Сенатору Онесимо Санчесу оставалось жить шесть месяцев и одиннадцать дней, когда он встретил женщину всей своей жизни. Он встретил ее в Виррейском Розарии, двуликой деревушке, которая ночами служила тайной гаванью бойким судам контрабандистов, а при дневном свете являла собой самый убогий уголок пустыни на берегу унылого моря, уголок настолько захолустный, что нельзя было и предположить существование в нем девушки, способной круто изменить судьбу. Даже название деревни походило на скверную шутку, потому что единственную розу, которую в ней когда-либо видели, привез сам Онесимо Санчес, в тот день, когда повстречал Лауру Фарино.

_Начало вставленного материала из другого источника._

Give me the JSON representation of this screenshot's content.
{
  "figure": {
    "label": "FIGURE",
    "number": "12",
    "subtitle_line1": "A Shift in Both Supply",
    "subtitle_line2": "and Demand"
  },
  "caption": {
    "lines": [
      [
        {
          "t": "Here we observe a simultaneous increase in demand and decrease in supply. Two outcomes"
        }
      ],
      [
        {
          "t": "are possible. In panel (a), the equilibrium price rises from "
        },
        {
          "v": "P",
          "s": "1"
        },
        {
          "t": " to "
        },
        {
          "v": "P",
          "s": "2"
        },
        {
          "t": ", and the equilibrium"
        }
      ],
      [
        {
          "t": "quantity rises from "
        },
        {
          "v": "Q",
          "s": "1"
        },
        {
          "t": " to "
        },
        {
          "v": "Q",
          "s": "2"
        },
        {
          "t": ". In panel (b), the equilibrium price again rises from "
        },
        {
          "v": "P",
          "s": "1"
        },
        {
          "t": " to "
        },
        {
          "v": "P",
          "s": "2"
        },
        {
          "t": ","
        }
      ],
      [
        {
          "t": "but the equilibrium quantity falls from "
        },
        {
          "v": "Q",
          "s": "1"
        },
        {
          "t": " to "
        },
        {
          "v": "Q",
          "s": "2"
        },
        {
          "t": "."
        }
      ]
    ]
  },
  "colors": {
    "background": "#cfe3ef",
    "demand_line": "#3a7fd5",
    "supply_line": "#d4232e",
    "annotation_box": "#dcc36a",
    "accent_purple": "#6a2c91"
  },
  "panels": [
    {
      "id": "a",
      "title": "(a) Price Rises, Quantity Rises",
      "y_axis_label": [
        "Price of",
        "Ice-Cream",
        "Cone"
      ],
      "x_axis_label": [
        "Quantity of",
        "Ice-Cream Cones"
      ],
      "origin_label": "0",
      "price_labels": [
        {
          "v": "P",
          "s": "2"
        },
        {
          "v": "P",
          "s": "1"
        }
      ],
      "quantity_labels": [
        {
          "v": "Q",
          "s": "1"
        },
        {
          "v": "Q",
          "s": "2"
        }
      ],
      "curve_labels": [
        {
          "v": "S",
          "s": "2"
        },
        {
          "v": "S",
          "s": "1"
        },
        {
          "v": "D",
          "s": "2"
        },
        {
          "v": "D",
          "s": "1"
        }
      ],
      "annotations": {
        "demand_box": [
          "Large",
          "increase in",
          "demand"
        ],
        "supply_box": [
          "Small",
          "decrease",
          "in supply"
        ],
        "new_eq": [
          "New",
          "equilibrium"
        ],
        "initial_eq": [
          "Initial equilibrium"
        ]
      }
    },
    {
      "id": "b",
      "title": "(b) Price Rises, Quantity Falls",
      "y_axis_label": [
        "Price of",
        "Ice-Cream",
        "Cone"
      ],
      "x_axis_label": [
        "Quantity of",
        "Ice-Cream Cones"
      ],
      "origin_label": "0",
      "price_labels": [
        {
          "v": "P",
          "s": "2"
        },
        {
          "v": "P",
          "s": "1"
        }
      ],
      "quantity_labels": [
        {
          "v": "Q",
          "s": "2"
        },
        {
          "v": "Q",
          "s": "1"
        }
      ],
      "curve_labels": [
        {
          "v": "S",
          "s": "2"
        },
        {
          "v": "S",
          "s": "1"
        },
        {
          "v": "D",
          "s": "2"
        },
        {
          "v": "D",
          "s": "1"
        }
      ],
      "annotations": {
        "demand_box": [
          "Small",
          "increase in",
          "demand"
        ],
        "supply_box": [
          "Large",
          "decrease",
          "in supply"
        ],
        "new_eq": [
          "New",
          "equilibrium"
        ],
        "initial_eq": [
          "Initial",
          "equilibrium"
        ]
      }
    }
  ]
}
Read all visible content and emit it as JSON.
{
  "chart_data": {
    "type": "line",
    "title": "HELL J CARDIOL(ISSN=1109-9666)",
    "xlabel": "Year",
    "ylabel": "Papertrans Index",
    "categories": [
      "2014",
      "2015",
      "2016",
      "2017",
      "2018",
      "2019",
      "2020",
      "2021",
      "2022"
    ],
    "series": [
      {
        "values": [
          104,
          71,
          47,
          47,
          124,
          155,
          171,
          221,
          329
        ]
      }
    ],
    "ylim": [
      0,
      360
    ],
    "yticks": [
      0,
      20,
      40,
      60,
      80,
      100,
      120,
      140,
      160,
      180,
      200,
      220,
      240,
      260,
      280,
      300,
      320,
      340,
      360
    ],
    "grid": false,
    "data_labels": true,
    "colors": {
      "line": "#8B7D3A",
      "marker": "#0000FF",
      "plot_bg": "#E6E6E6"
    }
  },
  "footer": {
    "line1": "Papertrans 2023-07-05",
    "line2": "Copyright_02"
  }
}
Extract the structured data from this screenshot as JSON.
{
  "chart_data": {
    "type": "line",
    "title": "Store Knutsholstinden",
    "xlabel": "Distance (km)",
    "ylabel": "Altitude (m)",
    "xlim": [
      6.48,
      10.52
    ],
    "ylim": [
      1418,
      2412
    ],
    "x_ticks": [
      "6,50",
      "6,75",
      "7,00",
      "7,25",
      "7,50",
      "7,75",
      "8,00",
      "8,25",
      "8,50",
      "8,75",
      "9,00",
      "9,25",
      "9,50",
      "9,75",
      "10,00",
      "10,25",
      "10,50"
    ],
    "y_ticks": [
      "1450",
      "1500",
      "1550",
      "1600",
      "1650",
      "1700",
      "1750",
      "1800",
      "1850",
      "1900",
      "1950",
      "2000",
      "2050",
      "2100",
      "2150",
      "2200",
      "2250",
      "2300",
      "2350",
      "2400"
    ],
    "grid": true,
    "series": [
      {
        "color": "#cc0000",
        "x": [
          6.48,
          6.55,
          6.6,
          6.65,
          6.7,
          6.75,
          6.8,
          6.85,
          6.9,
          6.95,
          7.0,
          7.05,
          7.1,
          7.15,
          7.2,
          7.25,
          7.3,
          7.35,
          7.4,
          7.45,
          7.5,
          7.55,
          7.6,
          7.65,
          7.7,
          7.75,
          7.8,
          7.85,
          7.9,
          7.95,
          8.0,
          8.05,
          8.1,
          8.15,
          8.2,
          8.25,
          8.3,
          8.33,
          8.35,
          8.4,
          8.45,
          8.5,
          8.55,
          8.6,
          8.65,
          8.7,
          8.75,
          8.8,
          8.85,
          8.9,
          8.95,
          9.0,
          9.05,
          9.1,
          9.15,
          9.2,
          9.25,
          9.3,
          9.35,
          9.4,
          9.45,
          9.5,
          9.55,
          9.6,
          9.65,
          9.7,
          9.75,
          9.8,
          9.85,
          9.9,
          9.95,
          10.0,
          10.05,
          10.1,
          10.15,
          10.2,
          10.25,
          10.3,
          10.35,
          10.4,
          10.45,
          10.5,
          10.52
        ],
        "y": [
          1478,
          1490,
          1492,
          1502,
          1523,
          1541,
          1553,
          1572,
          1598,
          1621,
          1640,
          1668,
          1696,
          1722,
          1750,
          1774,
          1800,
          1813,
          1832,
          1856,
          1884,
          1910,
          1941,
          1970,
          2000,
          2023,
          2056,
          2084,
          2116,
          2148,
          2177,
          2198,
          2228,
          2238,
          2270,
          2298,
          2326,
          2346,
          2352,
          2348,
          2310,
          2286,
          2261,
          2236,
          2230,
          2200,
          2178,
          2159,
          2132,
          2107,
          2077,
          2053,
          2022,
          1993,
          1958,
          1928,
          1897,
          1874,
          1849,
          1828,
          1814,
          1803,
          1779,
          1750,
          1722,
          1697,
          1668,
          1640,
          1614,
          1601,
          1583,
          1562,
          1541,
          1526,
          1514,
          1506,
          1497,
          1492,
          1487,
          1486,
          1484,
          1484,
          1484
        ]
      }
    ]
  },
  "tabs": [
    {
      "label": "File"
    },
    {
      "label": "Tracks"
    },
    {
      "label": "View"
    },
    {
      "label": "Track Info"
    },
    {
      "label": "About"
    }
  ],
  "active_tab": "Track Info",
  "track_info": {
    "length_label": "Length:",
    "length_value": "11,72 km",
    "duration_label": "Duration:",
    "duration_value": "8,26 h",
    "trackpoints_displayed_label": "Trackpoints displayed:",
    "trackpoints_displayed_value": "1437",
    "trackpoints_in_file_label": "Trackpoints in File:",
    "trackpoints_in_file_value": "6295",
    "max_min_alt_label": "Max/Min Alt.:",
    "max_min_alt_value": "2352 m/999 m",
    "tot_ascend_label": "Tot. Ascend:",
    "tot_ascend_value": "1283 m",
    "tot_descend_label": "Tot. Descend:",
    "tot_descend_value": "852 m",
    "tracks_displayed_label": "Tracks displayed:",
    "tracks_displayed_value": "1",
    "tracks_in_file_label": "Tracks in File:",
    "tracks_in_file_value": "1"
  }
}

Каждые четыре года деревушка становилась обязательным пунктом в предвыборной кампании сенатора. В тот день, как и всегда прежде, в деревню с раннего утра начали прибывать фургоны его агитационной команды. Чуть позднее грузовики доставили в Виррейский Розарий специально нанятых индейцев, которых сенатор возил с собой для заполнения площадей и улиц во время его выступлений. А незадолго до одиннадцати, под аккомпанемент музыки и фейерверков, в сопровождении эскорта, прибыл правительственный автомобиль цвета земляничного напитка. Сенатор Санчес сидел, невозмутимый и моложавый, в прохладе автомобиля, но стоило открыть дверцу, как горячее дыхание пустыни обожгло его кожу, а рубашка из натурального шелка мгновенно стала мокрой. Сенатор почувствовал себя вдруг постаревшим, и разбитым, и одиноким, как никогда. Ему только что исполнилось сорок два года, он блестяще окончил курс в Геттингене, по специальности инженер-металлург, и с тех пор постоянно, хотя и несколько поверхностно, изучал классических латинских авторов в скверных переводах. Он был женат на блистательной немке, у него было пятеро детей, и все они были счастливы вместе, а он среди них чувствовал себя самым счастливым, вплоть до того дня, когда три месяца назад ему объявили, что он умрет к следующему Рождеству.
Пока завершались приготовления к митингу, сенатору удалось немного отдохнуть в специально отведенном для него доме. Перед тем как лечь, он положил в воду живую розу, путешествующую с ним через пустыню, и позавтракал диетическими зернами - он всегда возил их с собой, чтобы избегать традиционно пережаренного жаркого из козлятины, которое ему преподносили на всем протяжении пути. Не дожидаясь положенного часа, принял несколько болеутоляющих пилюль, чтобы их действие началось раньше, чем к нему придет боль. Поставив электрический вентилятор вплотную к плетеному гамаку, он растянулся в тени, дыша ароматом розы и сосредоточиваясь на том, чтобы не думать о смерти во время сна. Никто, кроме медиков, не знал, что он приговорен, и он скрывал свои изнуряющие боли не из тщеславия, а скорее из стыдливости.